Ronnie managed the water equipment and beach towels — a role that might sound logistical on paper but was anything but in practice. Every time I headed to the beach or the water, Ronnie was there with that infectious happiness, making sure I had everything I needed before I even thought to ask. His joy was completely genuine and entirely contagious, and he made every beach day feel like it had been personally set up just for me.
And Takur, my housekeeper, whose impeccable care of my villa was matched only by the towel animals he left me every morning. Every day I returned to my room wondering what creature would be waiting — and every day I smiled before I even put my bags down. It is a small thing that is actually not small at all.
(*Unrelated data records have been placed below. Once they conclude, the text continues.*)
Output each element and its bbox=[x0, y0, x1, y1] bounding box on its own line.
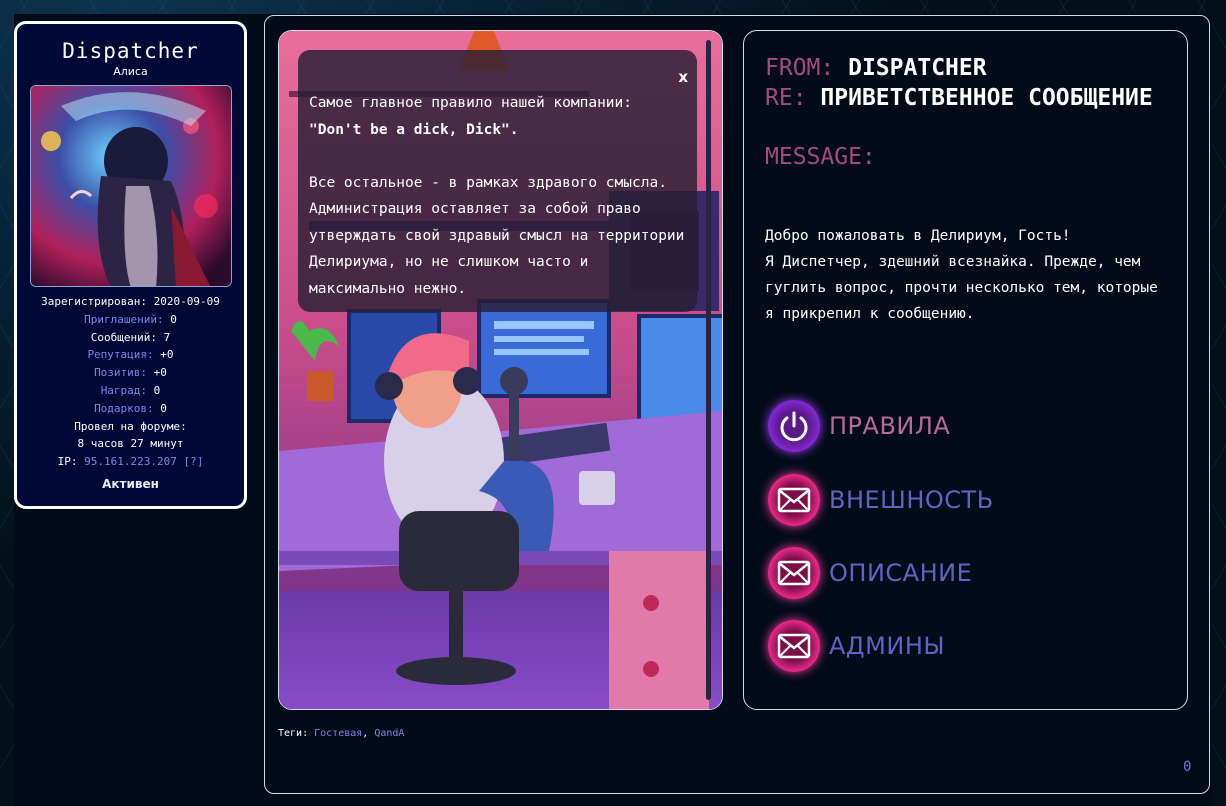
message-header: MESSAGE: bbox=[765, 144, 876, 170]
awards-value: 0 bbox=[147, 383, 161, 397]
post-counter[interactable]: 0 bbox=[1183, 759, 1191, 775]
invites-value: 0 bbox=[163, 312, 177, 326]
awards-row: Наград: 0 bbox=[17, 382, 244, 400]
ip-link[interactable]: 95.161.223.207 [?] bbox=[84, 455, 203, 468]
note-scrollbar[interactable] bbox=[706, 40, 711, 700]
message-panel: FROM: DISPATCHER RE: ПРИВЕТСТВЕННОЕ СООБ… bbox=[743, 30, 1188, 710]
positive-link[interactable]: Позитив: bbox=[94, 366, 147, 379]
invites-row: Приглашений: 0 bbox=[17, 311, 244, 329]
profile-name[interactable]: Dispatcher bbox=[17, 39, 244, 63]
menu-item-description[interactable]: ОПИСАНИЕ bbox=[768, 547, 972, 599]
greeting-line-2: Я Диспетчер, здешний всезнайка. Прежде, … bbox=[765, 254, 1158, 322]
reputation-value: +0 bbox=[153, 348, 174, 362]
tags-row: Теги: Гостевая, QandA bbox=[278, 728, 404, 739]
from-header: FROM: DISPATCHER bbox=[765, 55, 987, 81]
profile-title: Алиса bbox=[113, 65, 148, 78]
profile-card: Dispatcher Алиса Зарегистрирован: 2020-0… bbox=[14, 21, 247, 509]
ip-row: IP: 95.161.223.207 [?] bbox=[17, 453, 244, 471]
status-badge: Активен bbox=[102, 476, 159, 491]
note-paragraph: Все остальное - в рамках здравого смысла… bbox=[309, 174, 685, 297]
menu-label-admins: АДМИНЫ bbox=[829, 632, 946, 660]
note-motto: "Don't be a dick, Dick". bbox=[309, 121, 519, 138]
messages-count: Сообщений: 7 bbox=[90, 330, 171, 344]
tag-guestbook[interactable]: Гостевая bbox=[314, 728, 362, 739]
gifts-value: 0 bbox=[153, 401, 167, 415]
profile-stats: Зарегистрирован: 2020-09-09 Приглашений:… bbox=[17, 293, 244, 471]
time-on-forum-value: 8 часов 27 минут bbox=[77, 437, 184, 451]
registered-date: Зарегистрирован: 2020-09-09 bbox=[41, 295, 220, 308]
gifts-link[interactable]: Подарков: bbox=[94, 402, 154, 415]
close-icon[interactable]: x bbox=[678, 64, 688, 91]
mail-icon bbox=[768, 474, 820, 526]
tags-separator: , bbox=[362, 728, 375, 739]
menu-item-rules[interactable]: ПРАВИЛА bbox=[768, 400, 950, 452]
menu-item-admins[interactable]: АДМИНЫ bbox=[768, 620, 945, 672]
reputation-row: Репутация: +0 bbox=[17, 346, 244, 364]
ip-label: IP: bbox=[57, 455, 85, 469]
message-label: MESSAGE: bbox=[765, 144, 876, 170]
menu-label-description: ОПИСАНИЕ bbox=[829, 559, 973, 587]
power-icon bbox=[768, 400, 820, 452]
positive-value: +0 bbox=[147, 366, 167, 380]
re-label: RE: bbox=[765, 85, 807, 111]
note-spacer bbox=[309, 143, 687, 170]
from-value: DISPATCHER bbox=[848, 55, 987, 81]
mail-icon bbox=[768, 547, 820, 599]
menu-item-appearance[interactable]: ВНЕШНОСТЬ bbox=[768, 474, 994, 526]
gifts-row: Подарков: 0 bbox=[17, 400, 244, 418]
re-value: ПРИВЕТСТВЕННОЕ СООБЩЕНИЕ bbox=[820, 85, 1153, 111]
avatar[interactable] bbox=[29, 85, 232, 287]
menu-label-appearance: ВНЕШНОСТЬ bbox=[829, 486, 994, 514]
mail-icon bbox=[768, 620, 820, 672]
note-line-1: Самое главное правило нашей компании: bbox=[309, 95, 633, 111]
time-on-forum-label: Провел на форуме: bbox=[74, 419, 187, 433]
greeting-text: Добро пожаловать в Делириум, Гость! Я Ди… bbox=[765, 223, 1175, 327]
reputation-link[interactable]: Репутация: bbox=[87, 348, 153, 361]
tags-label: Теги: bbox=[278, 728, 315, 739]
re-header: RE: ПРИВЕТСТВЕННОЕ СООБЩЕНИЕ bbox=[765, 85, 1153, 111]
invites-link[interactable]: Приглашений: bbox=[84, 313, 163, 326]
tag-qanda[interactable]: QandA bbox=[374, 728, 404, 739]
rules-note-popup: x Самое главное правило нашей компании: … bbox=[298, 50, 697, 312]
positive-row: Позитив: +0 bbox=[17, 364, 244, 382]
menu-label-rules: ПРАВИЛА bbox=[829, 412, 951, 440]
awards-link[interactable]: Наград: bbox=[101, 384, 147, 397]
from-label: FROM: bbox=[765, 55, 835, 81]
greeting-line-1: Добро пожаловать в Делириум, Гость! bbox=[765, 228, 1071, 244]
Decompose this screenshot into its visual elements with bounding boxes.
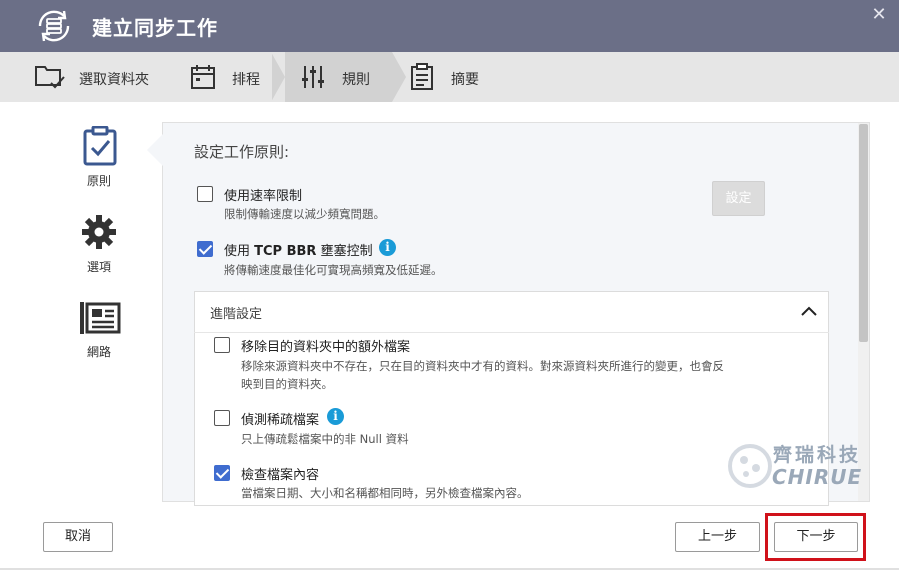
panel-pointer — [147, 134, 163, 166]
sidebar-item-label: 網路 — [86, 345, 111, 359]
next-button-highlight — [765, 513, 866, 561]
step-label: 摘要 — [451, 72, 479, 88]
rate-limit-desc: 限制傳輸速度以減少頻寬問題。 — [224, 207, 385, 221]
sidebar-item-label: 原則 — [86, 174, 111, 188]
sidebar-item-label: 選項 — [86, 260, 111, 274]
folder-check-icon — [35, 66, 65, 89]
back-button[interactable]: 上一步 — [675, 522, 760, 552]
info-icon[interactable]: i — [379, 239, 396, 256]
info-icon[interactable]: i — [327, 408, 344, 425]
window-title: 建立同步工作 — [92, 16, 218, 40]
settings-button[interactable]: 設定 — [712, 181, 765, 216]
tcp-bbr-desc: 將傳輸速度最佳化可實現高頻寬及低延遲。 — [224, 263, 443, 277]
check-file-contents-desc: 當檔案日期、大小和名稱都相同時，另外檢查檔案內容。 — [241, 486, 529, 500]
step-summary: 摘要 — [410, 52, 490, 102]
detect-sparse-files-desc: 只上傳疏鬆檔案中的非 Null 資料 — [241, 432, 409, 446]
section-title: 設定工作原則: — [194, 143, 290, 161]
step-rules: 規則 — [302, 52, 382, 102]
sliders-icon — [302, 66, 324, 88]
rate-limit-label: 使用速率限制 — [224, 189, 303, 204]
step-label: 排程 — [232, 72, 260, 88]
tcp-bbr-label: 使用 TCP BBR 壅塞控制 — [224, 240, 373, 259]
rate-limit-checkbox[interactable] — [197, 186, 213, 202]
calendar-icon — [191, 65, 215, 89]
title-bar: 建立同步工作 ✕ — [0, 0, 899, 52]
remove-extra-files-desc-line2: 映到目的資料夾。 — [241, 377, 333, 391]
cancel-button[interactable]: 取消 — [43, 522, 113, 552]
scrollbar-thumb[interactable] — [859, 124, 868, 342]
remove-extra-files-checkbox[interactable] — [214, 337, 230, 353]
step-label: 選取資料夾 — [79, 72, 149, 88]
watermark-text-cn: 齊瑞科技 — [773, 444, 862, 466]
step-schedule: 排程 — [190, 52, 270, 102]
remove-extra-files-desc-line1: 移除來源資料夾中不存在，只在目的資料夾中才有的資料。對來源資料夾所進行的變更，也… — [241, 359, 724, 373]
watermark-text-en: CHIRUE — [772, 465, 863, 489]
step-select-folder: 選取資料夾 — [34, 52, 164, 102]
advanced-settings-title: 進階設定 — [210, 307, 263, 322]
detect-sparse-files-checkbox[interactable] — [214, 410, 230, 426]
sync-app-icon — [38, 10, 70, 42]
sidebar-item-policy[interactable]: 原則 — [64, 126, 134, 188]
sidebar-item-options[interactable]: 選項 — [64, 214, 134, 274]
chevron-up-icon[interactable] — [800, 302, 818, 320]
wizard-steps: 選取資料夾 排程 規則 摘要 — [0, 52, 899, 102]
tcp-bbr-label-suffix: 壅塞控制 — [316, 244, 373, 259]
close-icon[interactable]: ✕ — [868, 4, 890, 26]
check-file-contents-checkbox[interactable] — [214, 465, 230, 481]
network-icon — [80, 302, 121, 334]
tcp-bbr-checkbox[interactable] — [197, 241, 213, 257]
tcp-bbr-label-bold: TCP BBR — [254, 244, 317, 259]
clipboard-check-icon — [83, 126, 117, 166]
clipboard-list-icon — [411, 63, 433, 90]
remove-extra-files-label: 移除目的資料夾中的額外檔案 — [241, 340, 411, 355]
check-file-contents-label: 檢查檔案內容 — [241, 468, 320, 483]
detect-sparse-files-label: 偵測稀疏檔案 — [241, 413, 320, 428]
gear-icon — [82, 215, 116, 249]
tcp-bbr-label-prefix: 使用 — [224, 244, 255, 259]
sidebar-item-network[interactable]: 網路 — [64, 300, 134, 360]
advanced-settings-header[interactable] — [194, 291, 829, 333]
step-label: 規則 — [342, 72, 370, 88]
It is the difference between a clean room and a room that someone cared about.
A Note to Those I May Have Missed
To the many faces I saw in passing — the quiet ones working behind the scenes, the hands that arranged things before I knew they needed arranging, the staff whose names I never caught but whose presence I felt in every perfectly timed detail — thank you. A stay like this is never the work of a few. It is the result of an entire community of people who have chosen, every single day, to pour genuine care into their craft. I may not remember every name, but I remember how you made me feel. And that, in the end, is everything.
The Verdict
Raffles Seychelles is not a hotel. It is an experience that happens to have beds.
The property is stunning, the food is exceptional, the island is incomparable — but what I will carry with me forever is the people. Aaron, Simon, Jean-Marc, Sufiyn, Bernard, Melia, Ramy, Ezrah, Ronnie, Alan, Takur — these are not staff members. They are the soul of this place, and they gave me eight of the most beautiful days of my life.
If you are considering Raffles Praslin and wondering whether it lives up to the name — it does. And then some.
5 stars. Return visit already being planned.